The Royal College of Psychiatrists has called for social media data to be handed over to academics in order to protect children and young people who are at risk of suicide.

By studying the content that is being viewed, the hope is that new research could help protect users from material that could harm them.

According to an article from The Guardian:

“We will never understand the risks and benefits of social media use unless the likes of Twitter, Facebook and Instagram share their data with researchers,” said Dr Bernadka Dubicka, chair of the college’s child and adolescent mental health faculty. “Their research will help shine a light on how young people are interacting with social media, not just how much time they spend online.”

 

Data passed to academics would show the type of material viewed and how long users were spending on such platforms but would be anonymous, the college said.

That the data would be anonymised could potentially make this course of action permissible under GDPR, but this data is nonetheless extremely sensitive. Care would have to be taken to ensure that it was shared with academics legally and that users were sufficiently protected.

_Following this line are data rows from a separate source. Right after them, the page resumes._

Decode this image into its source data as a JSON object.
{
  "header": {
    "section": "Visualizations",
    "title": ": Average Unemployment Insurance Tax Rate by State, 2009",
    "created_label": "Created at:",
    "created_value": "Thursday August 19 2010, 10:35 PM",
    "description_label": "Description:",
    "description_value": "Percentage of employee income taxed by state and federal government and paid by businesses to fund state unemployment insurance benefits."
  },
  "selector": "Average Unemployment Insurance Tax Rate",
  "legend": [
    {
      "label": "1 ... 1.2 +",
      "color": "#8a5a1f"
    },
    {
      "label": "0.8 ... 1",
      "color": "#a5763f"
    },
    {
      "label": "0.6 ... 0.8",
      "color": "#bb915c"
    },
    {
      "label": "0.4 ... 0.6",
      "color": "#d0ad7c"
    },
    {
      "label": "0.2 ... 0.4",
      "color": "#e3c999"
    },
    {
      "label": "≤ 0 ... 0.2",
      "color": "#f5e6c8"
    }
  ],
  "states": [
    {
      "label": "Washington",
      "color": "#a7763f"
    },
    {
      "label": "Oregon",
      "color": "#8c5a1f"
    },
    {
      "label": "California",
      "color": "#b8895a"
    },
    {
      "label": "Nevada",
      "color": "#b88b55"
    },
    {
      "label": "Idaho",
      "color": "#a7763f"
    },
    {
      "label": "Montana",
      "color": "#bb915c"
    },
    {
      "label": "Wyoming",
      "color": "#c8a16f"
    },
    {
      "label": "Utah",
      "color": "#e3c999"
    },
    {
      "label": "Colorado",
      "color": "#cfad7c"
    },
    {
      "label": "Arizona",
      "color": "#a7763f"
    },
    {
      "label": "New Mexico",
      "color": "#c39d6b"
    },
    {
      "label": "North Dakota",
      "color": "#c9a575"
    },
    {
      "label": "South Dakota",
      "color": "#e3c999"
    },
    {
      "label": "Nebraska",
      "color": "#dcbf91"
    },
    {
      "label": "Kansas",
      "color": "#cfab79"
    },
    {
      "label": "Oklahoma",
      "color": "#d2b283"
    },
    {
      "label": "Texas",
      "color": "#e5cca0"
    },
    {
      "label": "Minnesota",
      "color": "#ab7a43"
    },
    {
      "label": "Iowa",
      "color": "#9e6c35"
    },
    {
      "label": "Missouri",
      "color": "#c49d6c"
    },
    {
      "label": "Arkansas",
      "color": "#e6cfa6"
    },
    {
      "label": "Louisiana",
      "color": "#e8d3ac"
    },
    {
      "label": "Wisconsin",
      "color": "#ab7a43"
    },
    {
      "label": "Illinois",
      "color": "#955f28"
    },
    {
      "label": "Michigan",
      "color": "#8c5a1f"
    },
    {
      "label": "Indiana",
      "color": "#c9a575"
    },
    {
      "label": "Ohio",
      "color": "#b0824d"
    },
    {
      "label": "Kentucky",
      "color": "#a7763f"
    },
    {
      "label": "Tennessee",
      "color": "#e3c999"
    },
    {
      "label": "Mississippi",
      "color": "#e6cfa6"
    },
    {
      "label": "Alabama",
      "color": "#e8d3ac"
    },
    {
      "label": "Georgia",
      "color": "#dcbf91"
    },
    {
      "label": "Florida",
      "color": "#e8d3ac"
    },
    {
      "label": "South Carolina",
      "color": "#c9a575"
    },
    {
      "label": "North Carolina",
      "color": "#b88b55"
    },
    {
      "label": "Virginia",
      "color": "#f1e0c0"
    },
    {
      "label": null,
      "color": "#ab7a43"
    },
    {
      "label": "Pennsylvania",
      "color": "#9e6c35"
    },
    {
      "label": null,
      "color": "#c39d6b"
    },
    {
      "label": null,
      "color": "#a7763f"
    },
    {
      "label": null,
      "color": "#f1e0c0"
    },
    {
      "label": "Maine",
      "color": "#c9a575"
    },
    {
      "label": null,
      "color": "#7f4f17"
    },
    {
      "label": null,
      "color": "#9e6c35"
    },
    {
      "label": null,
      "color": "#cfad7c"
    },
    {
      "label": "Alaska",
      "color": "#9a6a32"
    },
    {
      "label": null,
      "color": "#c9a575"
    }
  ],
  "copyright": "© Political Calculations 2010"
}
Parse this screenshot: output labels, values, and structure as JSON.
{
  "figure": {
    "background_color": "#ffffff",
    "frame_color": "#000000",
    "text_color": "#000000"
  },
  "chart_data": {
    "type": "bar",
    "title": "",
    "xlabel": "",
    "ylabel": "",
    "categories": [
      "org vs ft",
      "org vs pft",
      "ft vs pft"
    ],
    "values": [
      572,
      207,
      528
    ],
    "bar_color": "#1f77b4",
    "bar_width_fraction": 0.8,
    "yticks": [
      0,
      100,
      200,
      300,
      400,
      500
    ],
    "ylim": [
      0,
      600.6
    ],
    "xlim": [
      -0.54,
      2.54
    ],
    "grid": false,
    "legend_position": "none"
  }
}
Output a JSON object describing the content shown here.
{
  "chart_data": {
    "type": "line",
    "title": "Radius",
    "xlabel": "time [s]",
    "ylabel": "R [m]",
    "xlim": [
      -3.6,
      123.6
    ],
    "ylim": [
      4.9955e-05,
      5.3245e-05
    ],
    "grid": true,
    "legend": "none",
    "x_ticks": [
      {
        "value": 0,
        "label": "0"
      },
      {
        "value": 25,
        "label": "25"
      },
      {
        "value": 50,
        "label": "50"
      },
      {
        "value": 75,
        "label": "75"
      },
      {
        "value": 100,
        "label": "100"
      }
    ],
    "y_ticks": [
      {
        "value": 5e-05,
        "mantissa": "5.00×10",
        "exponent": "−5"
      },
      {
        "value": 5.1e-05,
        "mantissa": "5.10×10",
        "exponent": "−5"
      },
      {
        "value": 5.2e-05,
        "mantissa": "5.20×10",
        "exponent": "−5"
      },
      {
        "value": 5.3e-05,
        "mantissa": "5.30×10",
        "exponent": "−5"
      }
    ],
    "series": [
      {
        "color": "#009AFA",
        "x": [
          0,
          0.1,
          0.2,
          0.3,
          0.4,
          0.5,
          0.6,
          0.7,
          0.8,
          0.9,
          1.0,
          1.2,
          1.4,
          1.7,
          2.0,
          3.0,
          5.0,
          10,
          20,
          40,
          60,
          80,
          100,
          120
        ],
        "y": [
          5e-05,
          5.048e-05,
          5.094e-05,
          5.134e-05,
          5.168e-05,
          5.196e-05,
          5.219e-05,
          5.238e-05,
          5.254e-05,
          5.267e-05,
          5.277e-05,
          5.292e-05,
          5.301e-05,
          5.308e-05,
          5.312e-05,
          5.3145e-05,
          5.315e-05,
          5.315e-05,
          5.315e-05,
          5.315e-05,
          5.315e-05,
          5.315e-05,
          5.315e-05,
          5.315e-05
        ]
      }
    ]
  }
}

The idea has received support from other sources as well. The Guardian goes on:

NHS England challenged firms to hand over the sort of information that the college is suggesting. Claire Murdoch, its national director for mental health, said that action was needed “to rein in potentially misleading or harmful online content and behaviours”.

 

She said: “If these tech giants really want to be a force for good, put a premium on users’ wellbeing and take their responsibilities seriously, then they should do all they can to help researchers better understand how they operate and the risks posed. Until then, they cannot confidently say whether the good outweighs the bad.”

Click here to read the full article from The Guardian.

With the government currently planning measures to make the internet a safer place for users, including setting up an independent regulator and placing a duty of care on online companies, the Royal College of Psychiatrists may well get what they want here.

But with data privacy being a major concern here, there is also likely to be objections. According to the BBC, civil rights group Big Brother Watch stated that users should be “empowered to choose what data they give away, who to and for what purposes”, and that young people should not be treated like “lab rats” on social media.